Reuters reports that, as the US Senate has now approved a bill to overhaul the financial system, big banks are likely to emerge as the biggest losers.
Although there will be more horse-trading before the bill becomes law (it will be merged with a House bill), as things currently stand, the large firms will be prohibited from engaging in prop trading or investing in private equity or hedge funds, will have to set aside billions in extra capital, and will have to spin off their profitable derivatives operations. The general consensus is that profits from investment banking operations will fall by between 15 - 20% because of the legislation.
Here's what the 'smart money' is saying about the proposed legislation:
'Over the last year, the financial industry has repeatedly tried to end this reform with hordes of lobbyists and millions of dollars in ads, and when they couldn't kill it, they tried to water it down....Today, it's fair to say these efforts have failed'.
President Obama (Reuters)
'Many of these negative provisions have nothing to do with the financial crisis. Despite all the talk about this being a Wall Street bill, it in fact does tremendous harm to traditional banks on Main Street that had nothing to do with the crisis and that will now be less able to support the economy'.
Ed Yingling, head of the American Bankers Association (The Financial Times)
'Provisions like the so-called Volker Rule would impose sweeping new restrictions on size and activities that were not a cause of the financial crisis'.
Tim Ryan, head of the Securities Industry and Financial Markets Association (Reuters)
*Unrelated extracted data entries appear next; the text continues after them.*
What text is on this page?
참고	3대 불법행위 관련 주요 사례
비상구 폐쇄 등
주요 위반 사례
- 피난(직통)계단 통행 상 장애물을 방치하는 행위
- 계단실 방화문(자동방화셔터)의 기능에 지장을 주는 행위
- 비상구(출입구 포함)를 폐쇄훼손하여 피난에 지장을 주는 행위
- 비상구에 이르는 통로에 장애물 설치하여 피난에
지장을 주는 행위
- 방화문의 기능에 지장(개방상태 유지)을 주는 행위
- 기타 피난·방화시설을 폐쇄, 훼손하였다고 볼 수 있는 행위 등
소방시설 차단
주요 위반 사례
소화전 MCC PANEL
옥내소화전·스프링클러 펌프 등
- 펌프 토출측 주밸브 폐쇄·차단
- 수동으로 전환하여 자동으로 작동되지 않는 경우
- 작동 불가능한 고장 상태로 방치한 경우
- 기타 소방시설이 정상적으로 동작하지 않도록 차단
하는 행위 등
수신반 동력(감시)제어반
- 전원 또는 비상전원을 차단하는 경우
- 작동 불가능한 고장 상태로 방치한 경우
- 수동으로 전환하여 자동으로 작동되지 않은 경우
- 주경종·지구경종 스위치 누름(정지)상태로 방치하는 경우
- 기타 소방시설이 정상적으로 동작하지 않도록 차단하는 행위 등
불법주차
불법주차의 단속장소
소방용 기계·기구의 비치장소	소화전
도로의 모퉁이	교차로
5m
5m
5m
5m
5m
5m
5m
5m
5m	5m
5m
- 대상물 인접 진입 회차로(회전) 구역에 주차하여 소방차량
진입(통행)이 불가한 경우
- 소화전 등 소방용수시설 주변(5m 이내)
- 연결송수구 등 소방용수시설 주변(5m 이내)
'It's a choice between learning from the mistakes of the past, or letting it happen again. For those who wanted to protect Wall Street, it didn't work'.
Senate Majority leader Harry Reid (The New York Times)
'It will inevitably contract credit...(This bill) is probably undermining the system....probably making for a weaker system'.
Senator Judd Gregg (The Wall Street Journal)
'The decisions we've made will have an impact on the lives of Americans for decades to come. Judgement will not be rendered by self-serving congratulatory press releases, but, rather, by the marketplace. And the marketplace does not give credit for good intentions'.